The catalyst for my project was discovering Olson’s complicated paternal relationship with Ezra Pound in the aftermath of WWII and EP’s treason trial. Within weeks after Pound was committed to St. Elizabeths Hospital, the younger poet started visiting the elder and providing a source of encouragement. For two and a half years, Pound was another “Papa” in his life. Olson carried drafts of the Pisan Cantos between Pound and his publisher, James Laughlin. Between visits, they corresponded back and forth. The Collection at the Dodd Research Center includes about two dozen postcards from Pound to Olson, among other fragments and pieces the young poet wrote while trying to make sense of a fascist genius. He struggled to understand how someone who could write such beautiful, innovative poetry could also perpetuate such hate-filled ideas.
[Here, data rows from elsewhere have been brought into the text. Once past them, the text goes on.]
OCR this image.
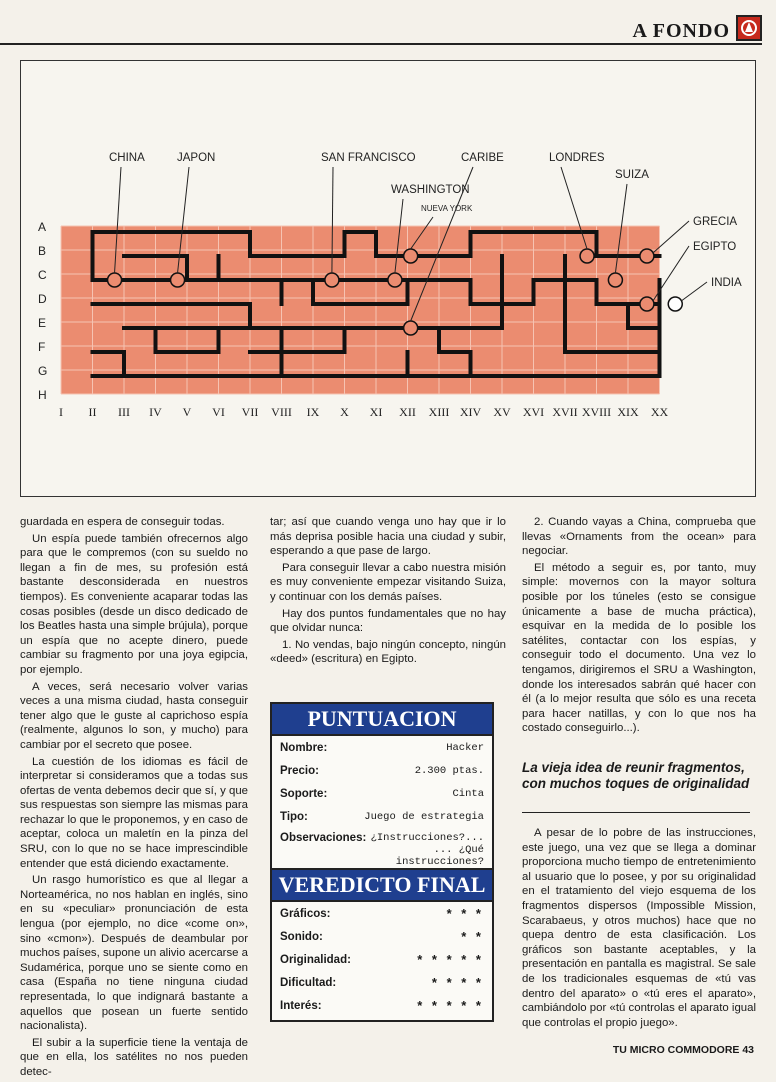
A FONDO
CHINA	JAPON	SAN FRANCISCO
WASHINGTON
NUEVA YORK
CARIBE	LONDRES
SUIZA
GRECIA
EGIPTO
INDIA
A
B
C
D
E
F
G
H
I II III IV V VI VII VIII IX X XI XII XIII XIV XV XVI XVII XVIII XIX XX

guardada en espera de conseguir todas.

Un espía puede también ofrecernos algo para que le compremos (con su sueldo no llegan a fin de mes, su profesión está bastante desconsiderada en nuestros tiempos). Es conveniente acaparar todas las cosas posibles (desde un disco dedicado de los Beatles hasta una simple brújula), porque un espía que no acepte dinero, puede cambiar su fragmento por una joya egipcia, por ejemplo.

A veces, será necesario volver varias veces a una misma ciudad, hasta conseguir tener algo que le guste al caprichoso espía (realmente, algunos lo son, y mucho) para cambiar por el secreto que posee.

La cuestión de los idiomas es fácil de interpretar si consideramos que a todas sus ofertas de venta debemos decir que sí, y que sus respuestas son siempre las mismas para rechazar lo que le proponemos, y en caso de aceptar, coloca un maletín en la pinza del SRU, con lo que no se hace imprescindible entender que está diciendo exactamente.

Un rasgo humorístico es que al llegar a Norteamérica, no nos hablan en inglés, sino en su «peculiar» pronunciación de esta lengua (por ejemplo, no dice «come on», sino «cmon»). Después de deambular por muchos países, supone un alivio acercarse a Sudamérica, porque uno se siente como en casa (España no tiene ninguna ciudad representada, lo que indignará bastante a aquellos que posean un fuerte sentido nacionalista).

El subir a la superficie tiene la ventaja de que en ella, los satélites no nos pueden detec-

tar; así que cuando venga uno hay que ir lo más deprisa posible hacia una ciudad y subir, esperando a que pase de largo.

Para conseguir llevar a cabo nuestra misión es muy conveniente empezar visitando Suiza, y continuar con los demás países.

Hay dos puntos fundamentales que no hay que olvidar nunca:

1. No vendas, bajo ningún concepto, ningún «deed» (escritura) en Egipto.

2. Cuando vayas a China, comprueba que llevas «Ornaments from the ocean» para negociar.

El método a seguir es, por tanto, muy simple: movernos con la mayor soltura posible por los túneles (esto se consigue únicamente a base de mucha práctica), esquivar en la medida de lo posible los satélites, contactar con los espías, y conseguir todo el documento. Una vez lo tengamos, dirigiremos el SRU a Washington, donde los interesados sabrán qué hacer con él (a lo mejor resulta que sólo es una receta para hacer natillas, y con lo que nos ha costado conseguirlo...).

La vieja idea de reunir fragmentos, con muchos toques de originalidad

A pesar de lo pobre de las instrucciones, este juego, una vez que se llega a dominar proporciona mucho tiempo de entretenimiento al usuario que lo posee, y por su originalidad en el tratamiento del viejo esquema de los fragmentos dispersos (Impossible Mission, Scarabaeus, y otros muchos) hace que no quepa dentro de esta clasificación. Los gráficos son bastante aceptables, y la presentación en pantalla es magistral. Se sale de los tradicionales esquemas de «tú vas dentro del aparato» o «tú eres el aparato», cambiándolo por «tú controlas el aparato igual que controlas el propio juego».

PUNTUACION
Nombre:	Hacker
Precio:	2.300 ptas.
Soporte:	Cinta
Tipo:	Juego de estrategia
Observaciones: ¿Instrucciones?...
... ¿Qué instrucciones?
VEREDICTO FINAL
Gráficos:	* * *
Sonido:	* *
Originalidad:	* * * * *
Dificultad:	* * * *
Interés:	* * * * *
TU MICRO COMMODORE 43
Although Catherine Seelye edited and published materials from Olson’s “Pound File” at Storrs several decades ago (another great use of their Collection), reading this compilation in paperback form could not compare to observing the pieces firsthand. Seelye’s book made me want to know everything about Olson, to piece together all the people and moments that built him into the giant he was (literally and figuratively). Pound was so crucial to his developing conception of what it means to be a poet that he was the ideal place to start. By the time I got to Connecticut, I’d read all of the Cantos, the Maximus Poems, and spent six months actively compiling and consuming everything else Olson had written before his epic (the Storrs Collection’s unpublished materials also gave me a lot more to work with). While I didn’t get to read everything with equal attention, I’d built enough of a foundation to understand what Olson was capable of and to better appreciate how significant his connections to earlier figures were. And I’d become attached enough to him that he had carried me through some very difficult personal experiences as I was trying to figure out how to “love the world and stay inside it” as he later said in Maximus.
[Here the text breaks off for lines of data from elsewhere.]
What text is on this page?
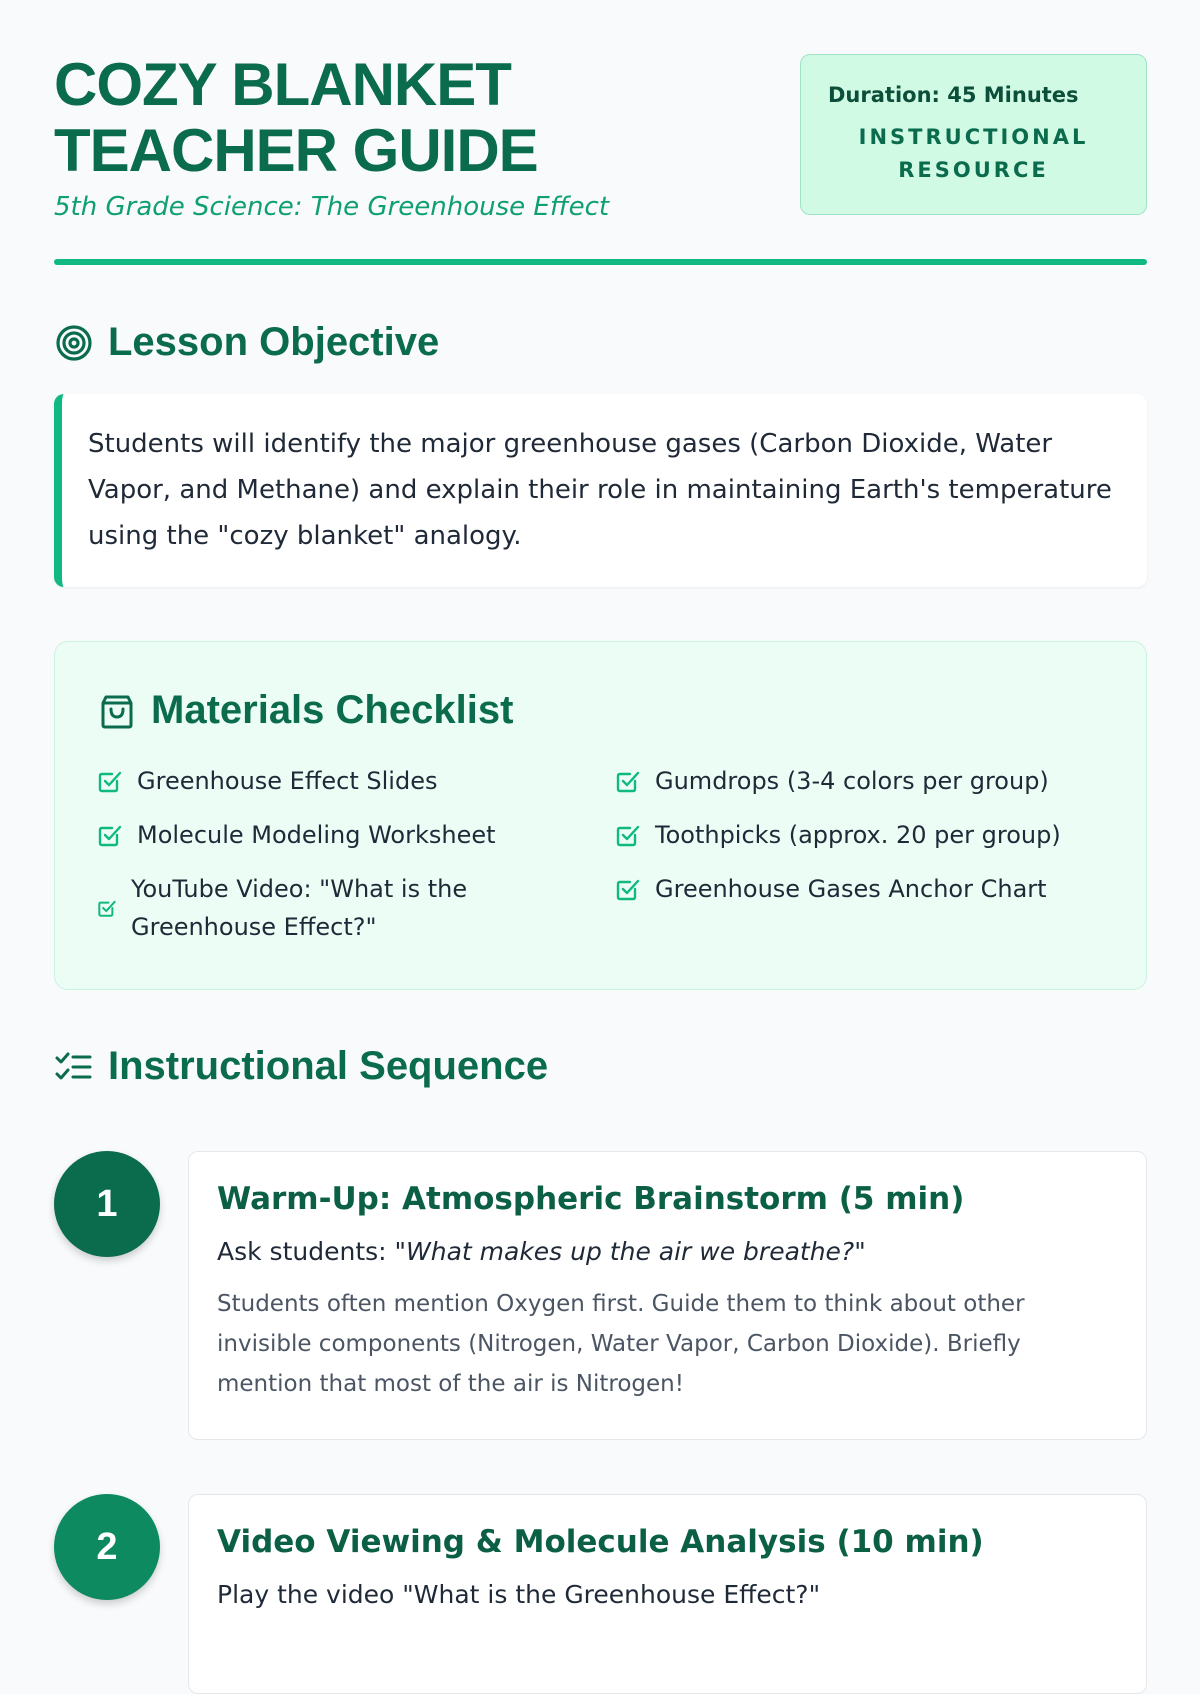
COZY BLANKET
TEACHER GUIDE
5th Grade Science: The Greenhouse Effect
Duration: 45 Minutes
INSTRUCTIONAL RESOURCE
Lesson Objective
Students will identify the major greenhouse gases (Carbon Dioxide, Water Vapor, and Methane) and explain their role in maintaining Earth's temperature using the "cozy blanket" analogy.
Materials Checklist
Greenhouse Effect Slides
Molecule Modeling Worksheet
YouTube Video: "What is the Greenhouse Effect?"
Gumdrops (3-4 colors per group)
Toothpicks (approx. 20 per group)
Greenhouse Gases Anchor Chart
Instructional Sequence
1	Warm-Up: Atmospheric Brainstorm (5 min)
Ask students: "What makes up the air we breathe?"
Students often mention Oxygen first. Guide them to think about other invisible components (Nitrogen, Water Vapor, Carbon Dioxide). Briefly mention that most of the air is Nitrogen!
2	Video Viewing & Molecule Analysis (10 min)
Play the video "What is the Greenhouse Effect?"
trotterblog02So when I opened the folder with Pound’s postcards, it took a conscious effort not to let my misty eyes drip onto his penciled signature. Since most other scholars (including Seelye) have prioritized Olson’s own words about Pound over what Pound actually wrote to him, these cards were almost like experiencing another world in their relationship. Having studied Olson’s reflections on their frustrated interactions, I was able to reenact his process through each note and gain a better sense of how his feelings were being influenced at the time. Digging through the correspondence files, I unearthed the initial telegram from Olson’s early publisher, Dorothy Norman, asking him to cover Pound’s trial in Washington, and the letter from Laughlin encouraging the young writer to visit his client in the first place. Laughlin also later sent and inscribed a hardcover of the Pisan Cantos to Olson, which remains in his personal library at Storrs.  In his WWII-era notebooks, I found his early (unpublished) writings about Pound as the controversy unfolded. But the most heartbreaking postcard was written a few months after Olson stopped visiting Pound in 1948, too weary of the old poet’s racism and closed-mindedness. Wanting to know where he’d gone, EP wrote, “Yes my deah [sic] Charles I just [wonder] wot [sic] are you up to O[?]”. Olson wouldn’t see Pound again for about fifteen years, so this postcard didn’t soften him too much—but I can imagine the effect it still must have had on him after how much energy and affection he’d invested in Pound during some of Olson’s most formative years as a writer.

Charles Olson to Frances Boldereff, January 10, 1950, Box 183. Archives and Special Collections  at the Thomas J. Dodd Research Center, University of Connecticut Libraries.

In this respect, spending time at the Dodd Research Center was extremely fruitful, both in terms of research and my ever-more intimate connection to a writer who must be studied through primary documents and an empathetic point of view. To do a person like Charles Olson justice requires closer attention than someone without the primal experience of an archive can give. At this point, I may still be working through how my own work will speak for him in the future, but I know that it needed a pilgrimage like this trip to give it firm roots to cling to.